At university, while the Sorbonne boiled and Sergeant Pepper gathered his lonely hearts club band, I studied King Lear. This was supposed to be accomplished in a fortnight, and an essay submitted. I took four months.
Unit expanded to universe: every plot twist, every image, every ring-marked footnote in the Signet edition, came at me like a passion.
If literature does not change your life, then what is it for? I carried Lear on a rough pilgrimage. It was my pillow as I camped on the dunes near Aberdeen, my dirty thumb-book on a hospital building site in Shepherds Bush, my talisman in the Festival Hall, where craggy Auden and Ginsberg read and sang.
I made many imperfect essays, many botched attempts. What could a poor prosesmith say that was adequate to the experience of King Lear? "Poor naked wretches, wheresoe'er you be, That bide the pelting of this pitiless storm." I should have been thrown off the course, nay would be now. But eventually I submitted.
Thirty-five years later I started teaching Lear to Higher students, for the first time, to a massive resistance. "It's too political." "Can we not do Romeo and Juliet?" The early days were wilful, tough.
But then cool brave Cordelia entered the heart. That pure bastard, Edmund, excited empathy. And Mad Tom's surreal rants made pregnant their own imaginings. The thing was good after all.
Well there are many fierce scenes in Lear, none fiercer than when frail Gloucester has his eyes torn out. How could you stage that? There was a lot of talk of red jelly and ping-pong balls, flung in an ugly curve. Towards the audience? Surely not!
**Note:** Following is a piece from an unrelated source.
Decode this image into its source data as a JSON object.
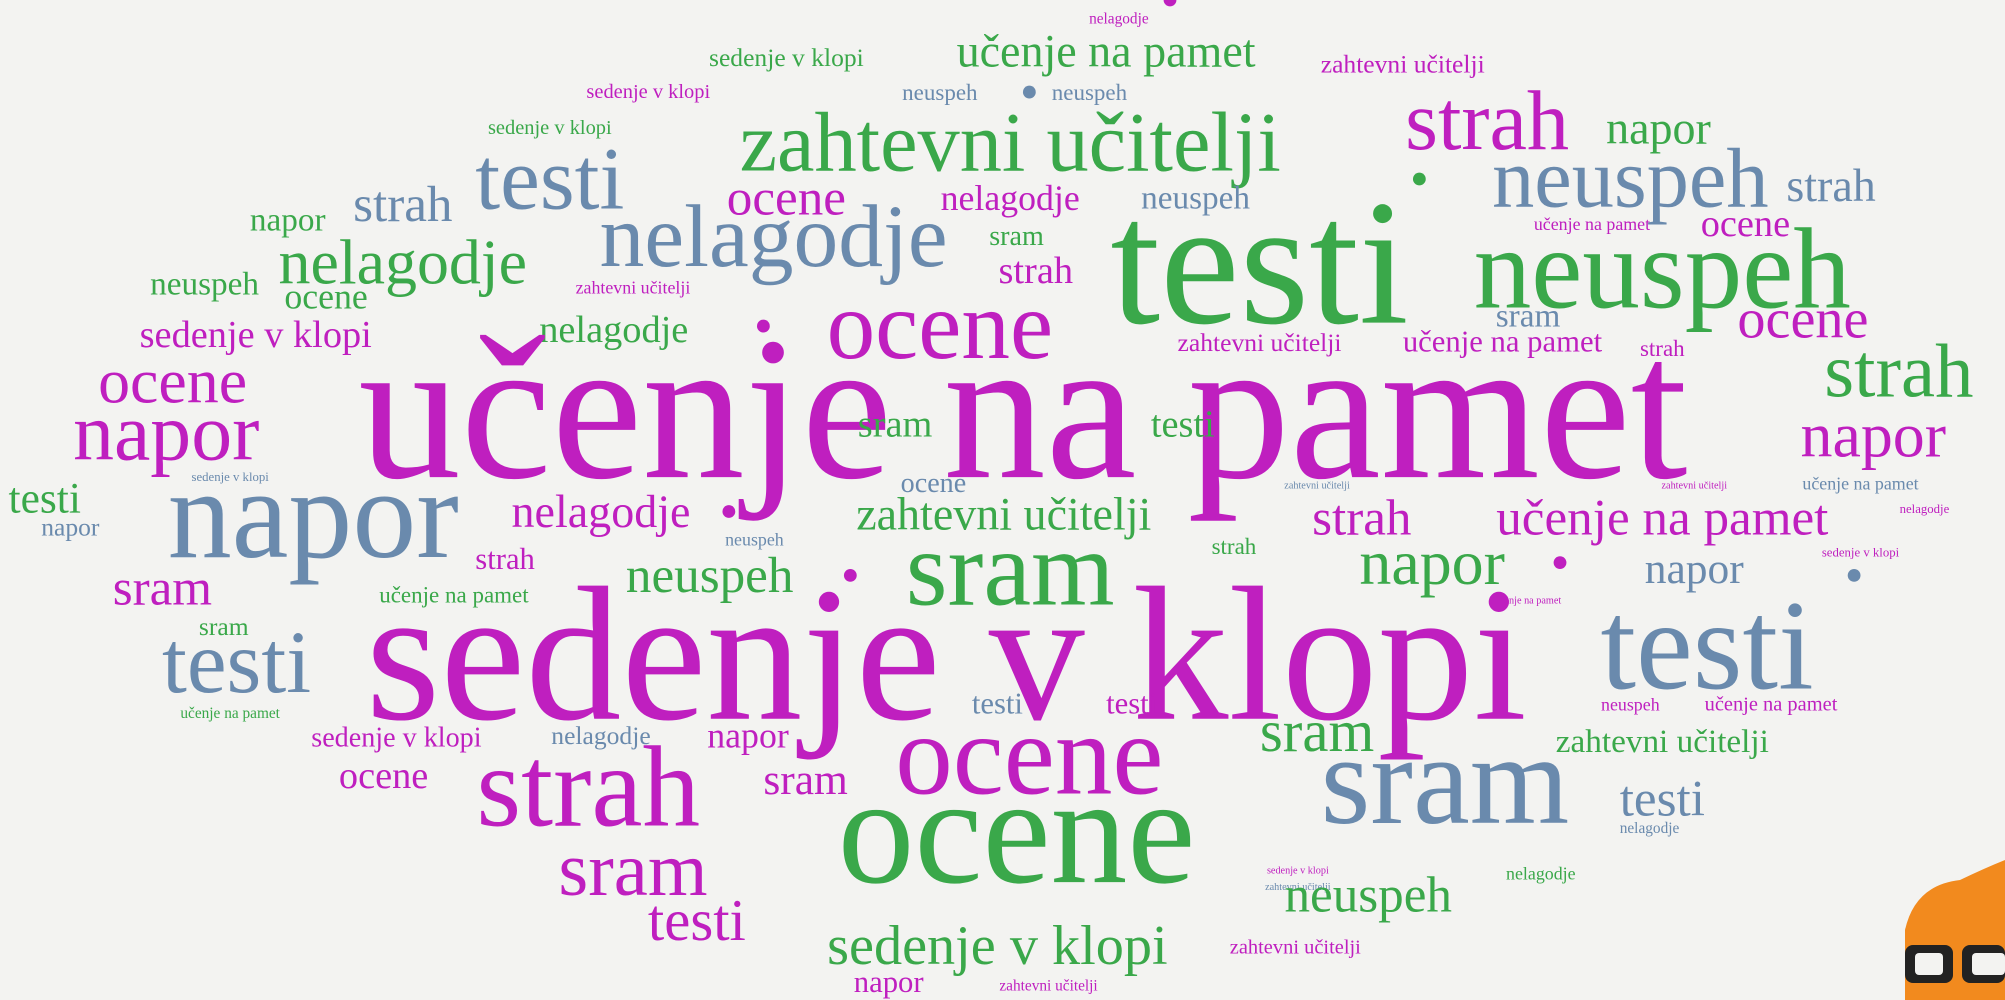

And so when I popped back last week, in the middle of parliamentary election leave, there were a few keen chuckles. A correspondent to the Orcadian had taken a spitting distaste to my anti-war views. He said that if I had dared express such views in Iraq, I would have received "torture (eye-gouging)". And so? Sadism's logic escaped us, but the serendipity pleased the class.
As you read this, the Scottish election count will just be finished.
Leaflets will fly in the bin, as permanent as Arrangements for Higher English. Yet just like King Lear, the best ideas will live on.